在热消融中，医生正在使用几种治疗人体组织中感染细胞的技术。将热量转移到受感染的细胞就是其中之一。本研究的目的是研究热消融中的组织温度控制系统，并与两种不同的点加热过程，即恒定加热和步进加热进行比较。为此，开发了Penne生物热方程的有限元模型，以测量嵌入小肿瘤的二维组织模型内的温度。组织温度控制加热被设计为将健康组织温度限制在损伤阈值温度以下。利用温度曲线，借助阿伦尼斯速率方程测量组织损伤指数。

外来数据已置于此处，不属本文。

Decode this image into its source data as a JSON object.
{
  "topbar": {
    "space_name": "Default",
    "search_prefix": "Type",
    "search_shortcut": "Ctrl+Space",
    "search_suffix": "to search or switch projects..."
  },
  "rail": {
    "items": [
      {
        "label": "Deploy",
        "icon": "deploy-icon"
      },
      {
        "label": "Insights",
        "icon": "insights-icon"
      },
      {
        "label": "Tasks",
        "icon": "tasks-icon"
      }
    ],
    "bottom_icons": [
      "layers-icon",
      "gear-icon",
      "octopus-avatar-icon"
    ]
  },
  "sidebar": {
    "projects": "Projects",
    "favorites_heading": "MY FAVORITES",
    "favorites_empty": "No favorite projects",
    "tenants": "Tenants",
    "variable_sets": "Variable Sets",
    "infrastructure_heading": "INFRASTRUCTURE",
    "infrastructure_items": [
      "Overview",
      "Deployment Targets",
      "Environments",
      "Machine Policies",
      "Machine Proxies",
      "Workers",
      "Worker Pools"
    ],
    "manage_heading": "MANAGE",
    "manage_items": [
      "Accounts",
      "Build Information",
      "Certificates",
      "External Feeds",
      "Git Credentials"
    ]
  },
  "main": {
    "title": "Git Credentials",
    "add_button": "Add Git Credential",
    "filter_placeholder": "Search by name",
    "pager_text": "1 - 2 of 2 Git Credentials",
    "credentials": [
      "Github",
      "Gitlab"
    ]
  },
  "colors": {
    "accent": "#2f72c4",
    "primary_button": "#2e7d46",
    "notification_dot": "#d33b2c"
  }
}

结果表明，与恒定和步进点加热相比，组织温度控制系统将感染细胞附近的健康组织的温度降低到40%。该系统将健康组织保持在阈值（43oC）内，当其他两种技术的阈值为100s时，最高可达1000s。200s后，受感染细胞附近的健康组织开始受到持续和分步加热的损伤。但温度控制系统始终保证健康组织的安全。研究结果表明，温控系统是一种较好的去除感染细胞的加热技术。本文发表的信息将有助于医生和生物医学工程师治疗感染细胞或设计医疗设备。

本文章由计算机程序翻译，如有差异，请以英文原文为准。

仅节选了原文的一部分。